The weight of her words settled in his chest. The struggle was familiar to him. He'd battled those same doubts before. "God's job is to fight evil. Ours is to protect the citizens of England."

"You can do that? Separate your duty from God's?"

"Yes, I can, but not because it was an easy lesson to learn."

Isabel started to walk away. "G'night, Mr. Lanford. I'll be seein' you on the morrow." Though her voice was quiet in the night, the screech had returned. Isabel was gone, and the barmaid stood in her place.

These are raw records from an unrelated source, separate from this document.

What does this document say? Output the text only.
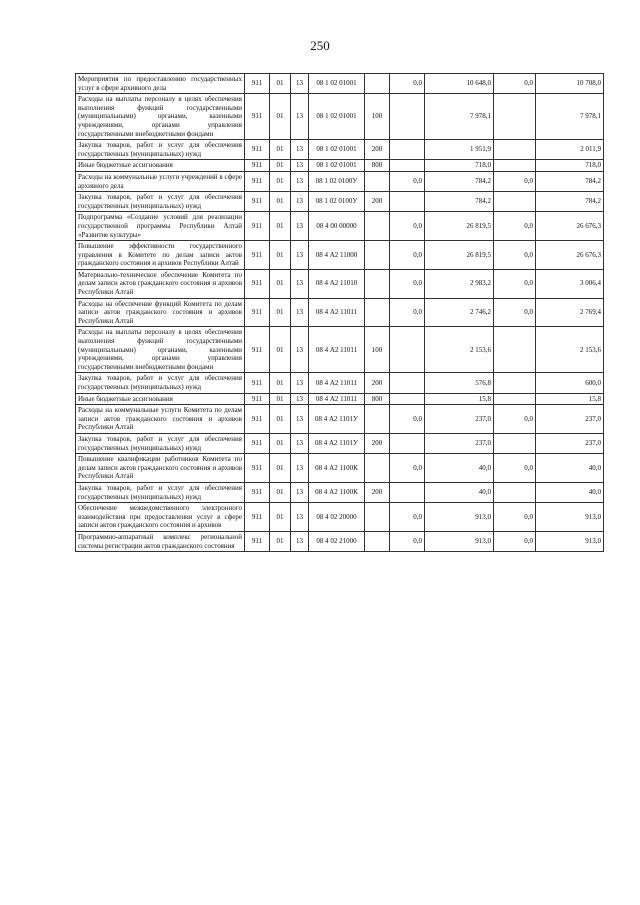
250
Мероприятия по предоставлению государственных услуг в сфере архивного дела	911	01	13	08 1 02 01001		0,0	10 648,0	0,0	10 708,0
Расходы на выплаты персоналу в целях обеспечения выполнения функций государственными (муниципальными) органами, казенными учреждениями, органами управления государственными внебюджетными фондами	911	01	13	08 1 02 01001	100		7 978,1		7 978,1
Закупка товаров, работ и услуг для обеспечения государственных (муниципальных) нужд	911	01	13	08 1 02 01001	200		1 951,9		2 011,9
Иные бюджетные ассигнования	911	01	13	08 1 02 01001	800		718,0		718,0
Расходы на коммунальные услуги учреждений в сфере архивного дела	911	01	13	08 1 02 0100У		0,0	784,2	0,0	784,2
Закупка товаров, работ и услуг для обеспечения государственных (муниципальных) нужд	911	01	13	08 1 02 0100У	200		784,2		784,2
Подпрограмма «Создание условий для реализации государственной программы Республики Алтай «Развитие культуры»	911	01	13	08 4 00 00000		0,0	26 819,5	0,0	26 676,3
Повышение эффективности государственного управления в Комитете по делам записи актов гражданского состояния и архивов Республики Алтай	911	01	13	08 4 А2 11000		0,0	26 819,5	0,0	26 676,3
Материально-техническое обеспечение Комитета по делам записи актов гражданского состояния и архивов Республики Алтай	911	01	13	08 4 А2 11010		0,0	2 983,2	0,0	3 006,4
Расходы на обеспечение функций Комитета по делам записи актов гражданского состояния и архивов Республики Алтай	911	01	13	08 4 А2 11011		0,0	2 746,2	0,0	2 769,4
Расходы на выплаты персоналу в целях обеспечения выполнения функций государственными (муниципальными) органами, казенными учреждениями, органами управления государственными внебюджетными фондами	911	01	13	08 4 А2 11011	100		2 153,6		2 153,6
Закупка товаров, работ и услуг для обеспечения государственных (муниципальных) нужд	911	01	13	08 4 А2 11011	200		576,8		600,0
Иные бюджетные ассигнования	911	01	13	08 4 А2 11011	800		15,8		15,8
Расходы на коммунальные услуги Комитета по делам записи актов гражданского состояния и архивов Республики Алтай	911	01	13	08 4 А2 1101У		0,0	237,0	0,0	237,0
Закупка товаров, работ и услуг для обеспечения государственных (муниципальных) нужд	911	01	13	08 4 А2 1101У	200		237,0		237,0
Повышение квалификации работников Комитета по делам записи актов гражданского состояния и архивов Республики Алтай	911	01	13	08 4 А2 1100К		0,0	40,0	0,0	40,0
Закупка товаров, работ и услуг для обеспечения государственных (муниципальных) нужд	911	01	13	08 4 А2 1100К	200		40,0		40,0
Обеспечение межведомственного электронного взаимодействия при предоставлении услуг в сфере записи актов гражданского состояния и архивов	911	01	13	08 4 02 20000		0,0	913,0	0,0	913,0
Программно-аппаратный комплекс региональной системы регистрации актов гражданского состояния	911	01	13	08 4 02 21000		0,0	913,0	0,0	913,0
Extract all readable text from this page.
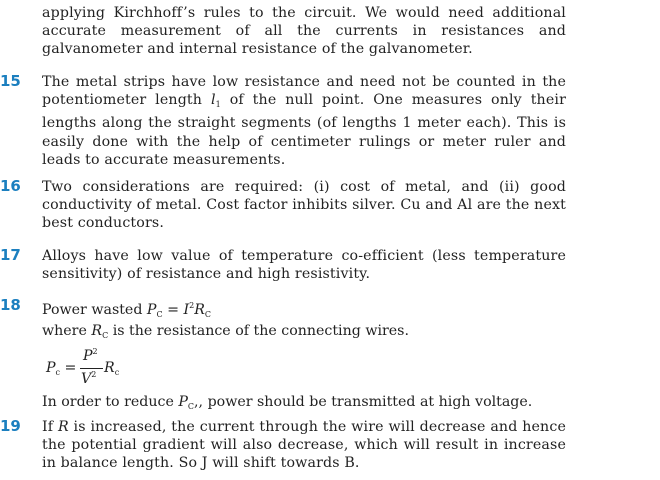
applying Kirchhoff’s rules to the circuit. We would need additional accurate measurement of all the currents in resistances and galvanometer and internal resistance of the galvanometer.
15 The metal strips have low resistance and need not be counted in the potentiometer length $l_1$ of the null point. One measures only their lengths along the straight segments (of lengths 1 meter each). This is easily done with the help of centimeter rulings or meter ruler and leads to accurate measurements.
16 Two considerations are required: (i) cost of metal, and (ii) good conductivity of metal. Cost factor inhibits silver. Cu and Al are the next best conductors.
17 Alloys have low value of temperature co-efficient (less temperature sensitivity) of resistance and high resistivity.
18 Power wasted $P_C = I^2R_C$
where $R_C$ is the resistance of the connecting wires.
$P_c$ =
$P^2$
$V^2$ $R_c$
In order to reduce $P_C$,, power should be transmitted at high voltage.
19 If R is increased, the current through the wire will decrease and hence the potential gradient will also decrease, which will result in increase in balance length. So J will shift towards B.
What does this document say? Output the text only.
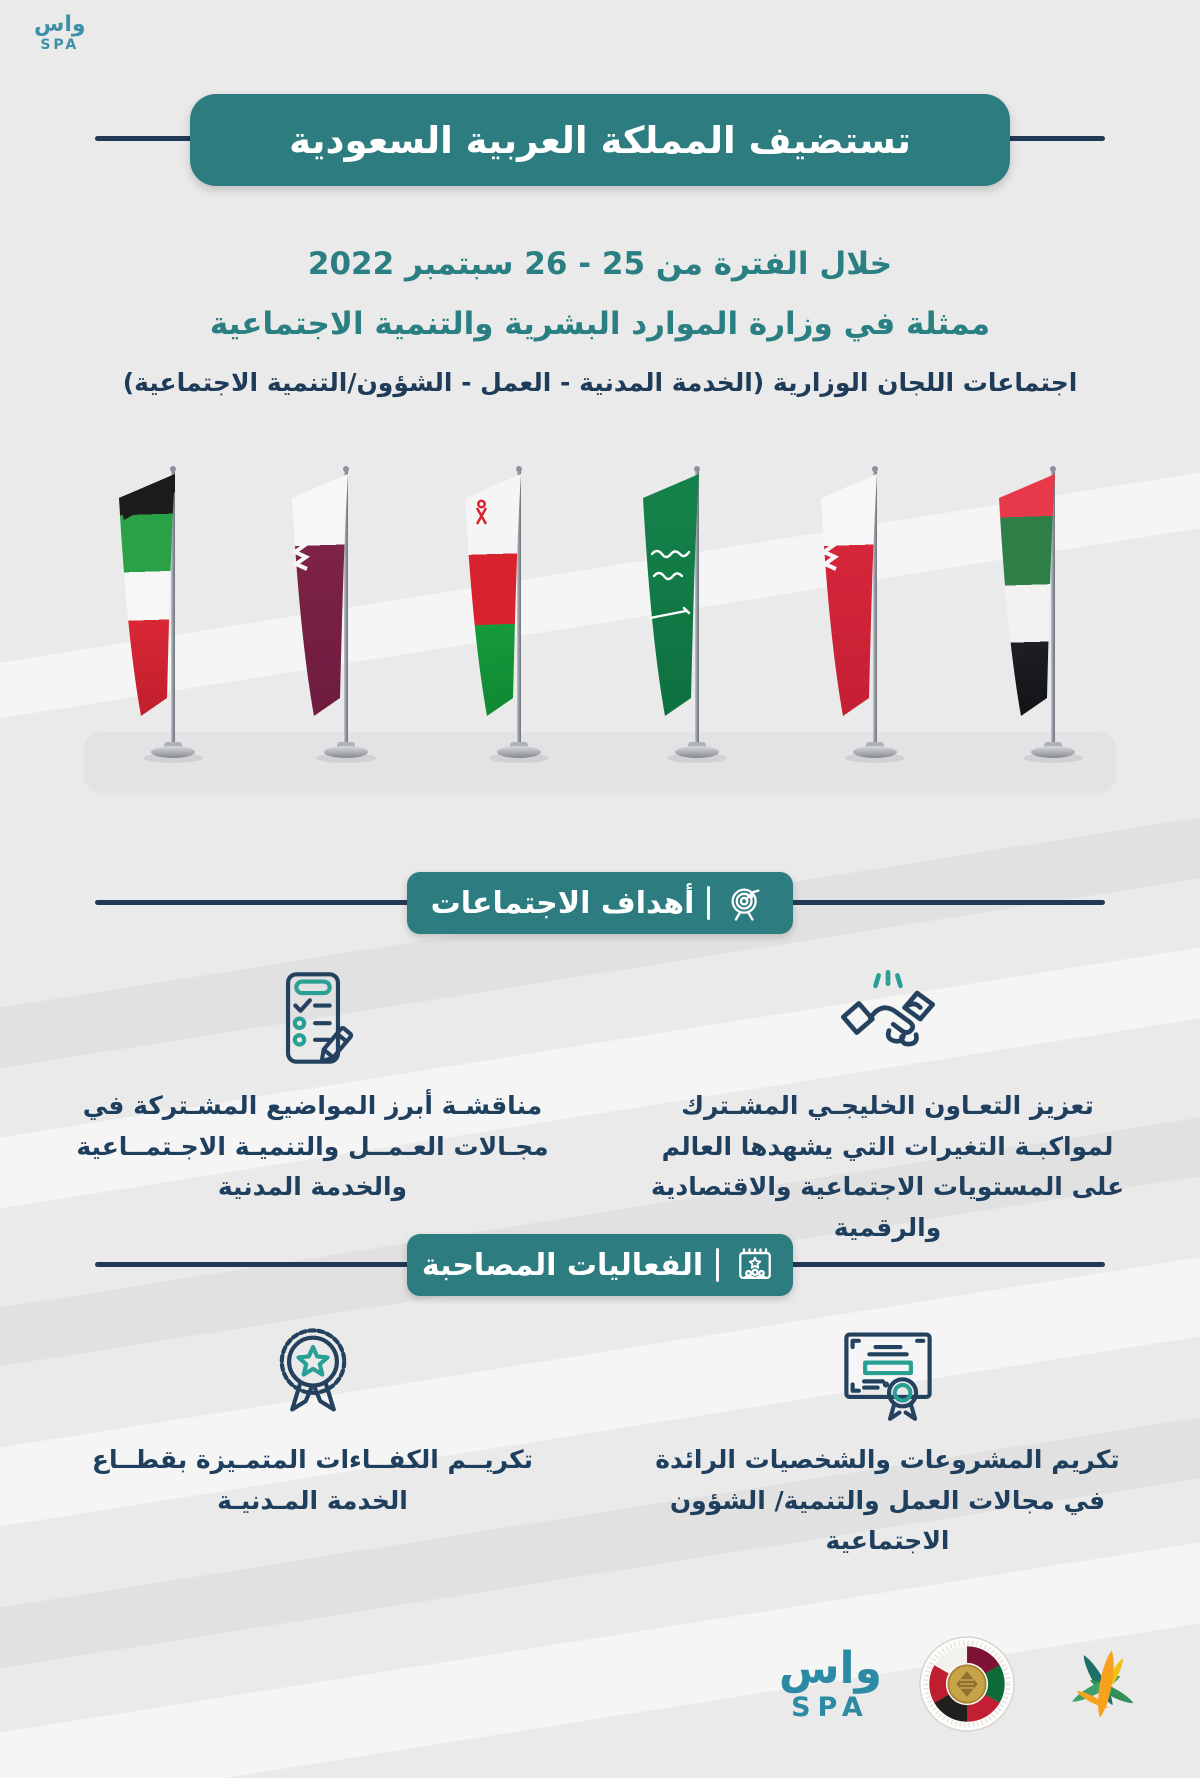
واس
SPA
تستضيف المملكة العربية السعودية
خلال الفترة من 25 - 26 سبتمبر 2022
ممثلة في وزارة الموارد البشرية والتنمية الاجتماعية
اجتماعات اللجان الوزارية (الخدمة المدنية - العمل - الشؤون/التنمية الاجتماعية)
أهداف الاجتماعات
تعزيز التعـاون الخليجـي المشـترك لمواكبـة التغيرات التي يشهدها العالم على المستويات الاجتماعية والاقتصادية والرقمية
مناقشـة أبرز المواضيع المشـتركة في مجـالات العـمــل والتنميـة الاجـتمــاعية والخدمة المدنية
الفعاليات المصاحبة
تكريم المشروعات والشخصيات الرائدة في مجالات العمل والتنمية/ الشؤون الاجتماعية
تكريــم الكفــاءات المتمـيزة بقطــاع الخدمة المـدنيـة
واس
SPA
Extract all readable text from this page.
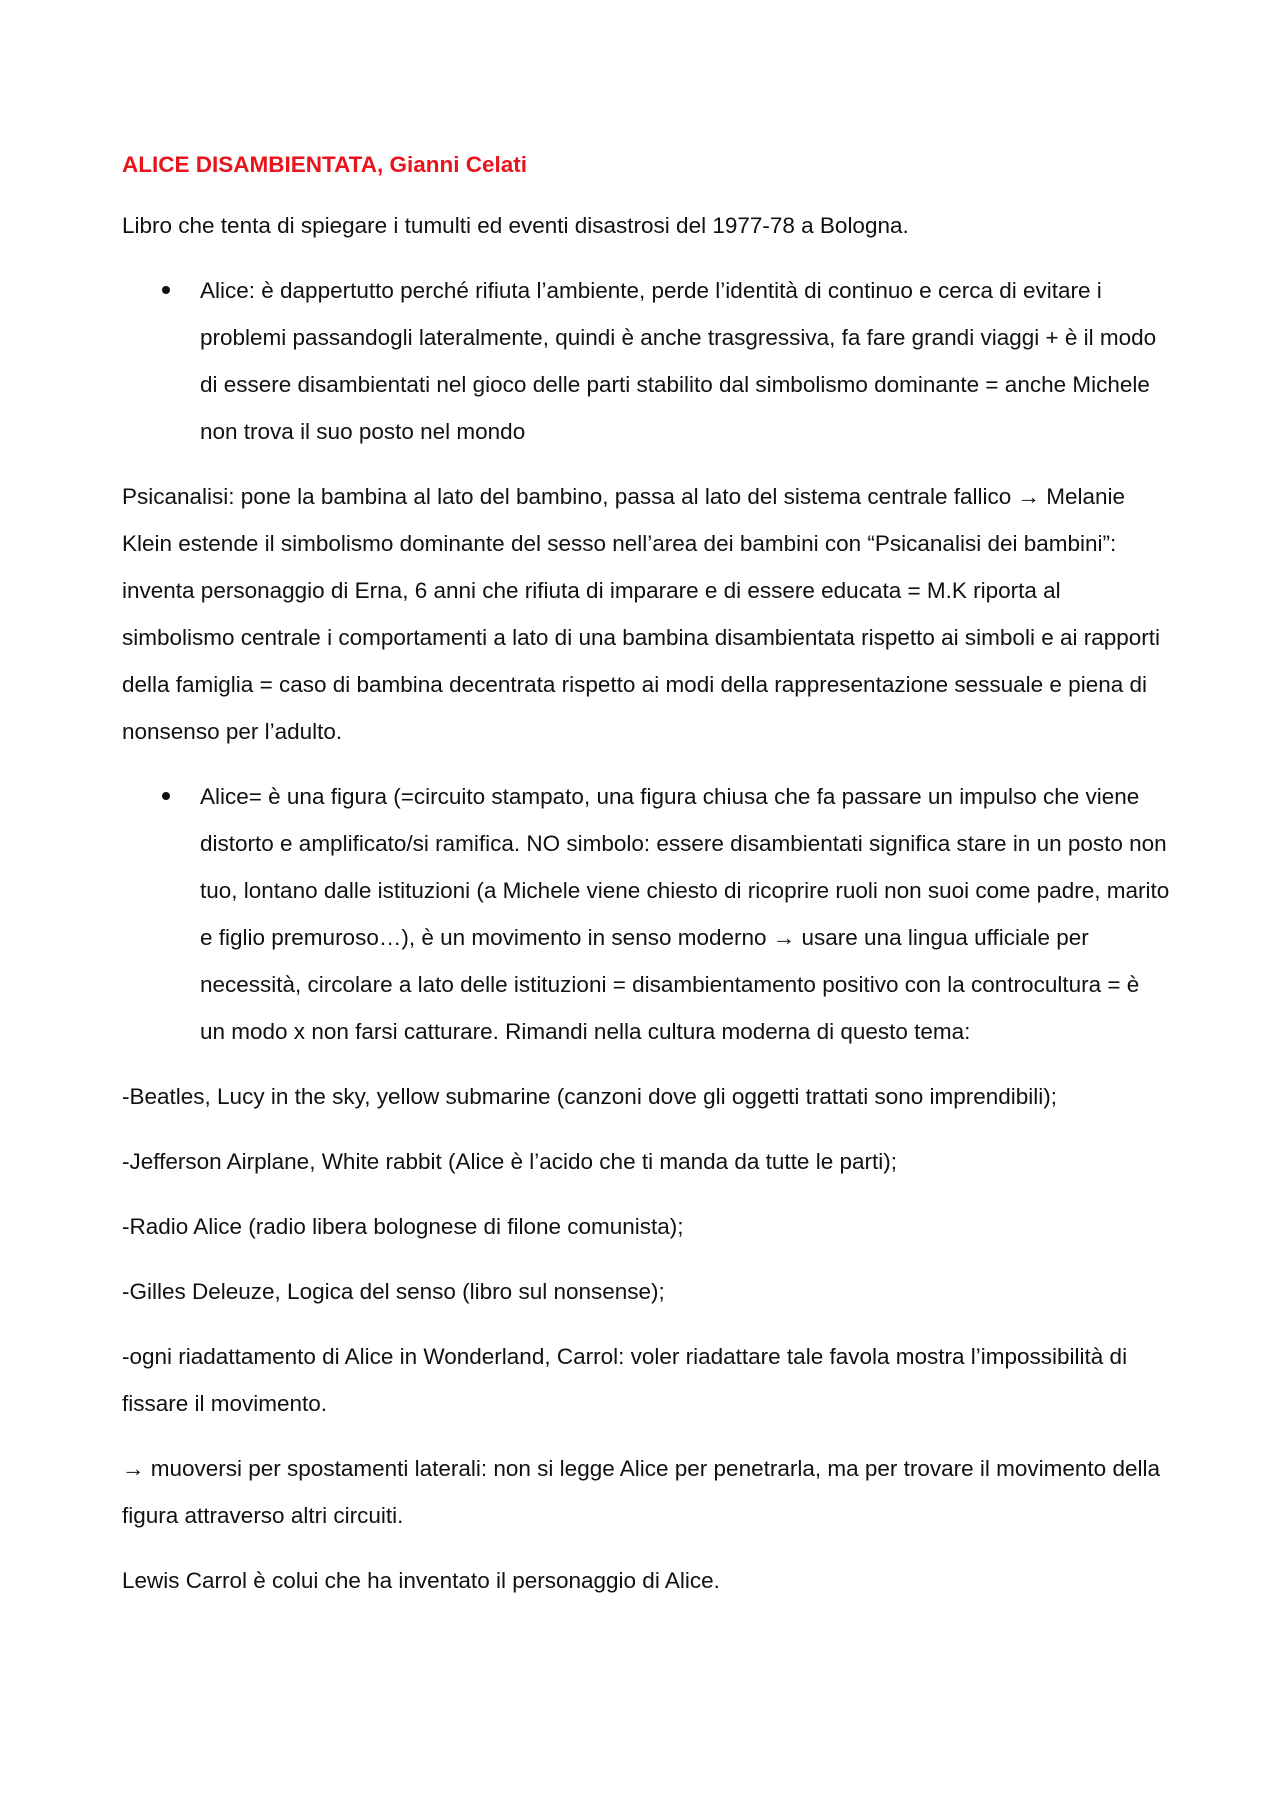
ALICE DISAMBIENTATA, Gianni Celati

Libro che tenta di spiegare i tumulti ed eventi disastrosi del 1977-78 a Bologna.

Alice: è dappertutto perché rifiuta l’ambiente, perde l’identità di continuo e cerca di evitare i problemi passandogli lateralmente, quindi è anche trasgressiva, fa fare grandi viaggi + è il modo di essere disambientati nel gioco delle parti stabilito dal simbolismo dominante = anche Michele non trova il suo posto nel mondo

Psicanalisi: pone la bambina al lato del bambino, passa al lato del sistema centrale fallico → Melanie Klein estende il simbolismo dominante del sesso nell’area dei bambini con “Psicanalisi dei bambini”: inventa personaggio di Erna, 6 anni che rifiuta di imparare e di essere educata = M.K riporta al simbolismo centrale i comportamenti a lato di una bambina disambientata rispetto ai simboli e ai rapporti della famiglia = caso di bambina decentrata rispetto ai modi della rappresentazione sessuale e piena di nonsenso per l’adulto.

Alice= è una figura (=circuito stampato, una figura chiusa che fa passare un impulso che viene distorto e amplificato/si ramifica. NO simbolo: essere disambientati significa stare in un posto non tuo, lontano dalle istituzioni (a Michele viene chiesto di ricoprire ruoli non suoi come padre, marito e figlio premuroso…), è un movimento in senso moderno → usare una lingua ufficiale per necessità, circolare a lato delle istituzioni = disambientamento positivo con la controcultura = è un modo x non farsi catturare. Rimandi nella cultura moderna di questo tema:

-Beatles, Lucy in the sky, yellow submarine (canzoni dove gli oggetti trattati sono imprendibili);

-Jefferson Airplane, White rabbit (Alice è l’acido che ti manda da tutte le parti);

-Radio Alice (radio libera bolognese di filone comunista);

-Gilles Deleuze, Logica del senso (libro sul nonsense);

-ogni riadattamento di Alice in Wonderland, Carrol: voler riadattare tale favola mostra l’impossibilità di fissare il movimento.

→ muoversi per spostamenti laterali: non si legge Alice per penetrarla, ma per trovare il movimento della figura attraverso altri circuiti.

Lewis Carrol è colui che ha inventato il personaggio di Alice.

"Goodnight, Iola." The name was bitter on Owen's tongue, for he knew now who she was underneath that disguise, not to mention the pain and loss she'd had to endure.

With a shake of his head, Owen continued his trek toward the inn. Anyone overhearing would think they'd had a tryst… as long as they hadn't heard the earlier part of the conversation. Their private words should never have left the cottage. Owen chastised himself for his haphazard actions, hoping any additional risk was minimal. He wanted to protect her, not bring greater danger into her life. Spending time with Isabel had made him forget himself.

Pictures began flitting through Owen's mind, and he made no attempt to stop them. Isabel as a young girl. Again at her tenth birthday. Then the way she'd looked as Isadore, and again as Iola. The next pictures rooted him to the spot. He imagined how Isabel would look ripe with child, then again holding a babe with her blond hair and blue eyes.

The words chased Owen on the wind as he knocked to gain entrance to the inn:
I want to raise a family with her.

He shook his head.
Where did that come from?

Owen ran a hand over his face.
Where, indeed?

Hank opened the door in time to see Owen shaking his head again. The innkeeper raised an eyebrow but said only, "It's a mite late, don't you think?"

Owen trudged down to his room, his memories of Isabel as a child fighting to reconcile with what he knew of Queen.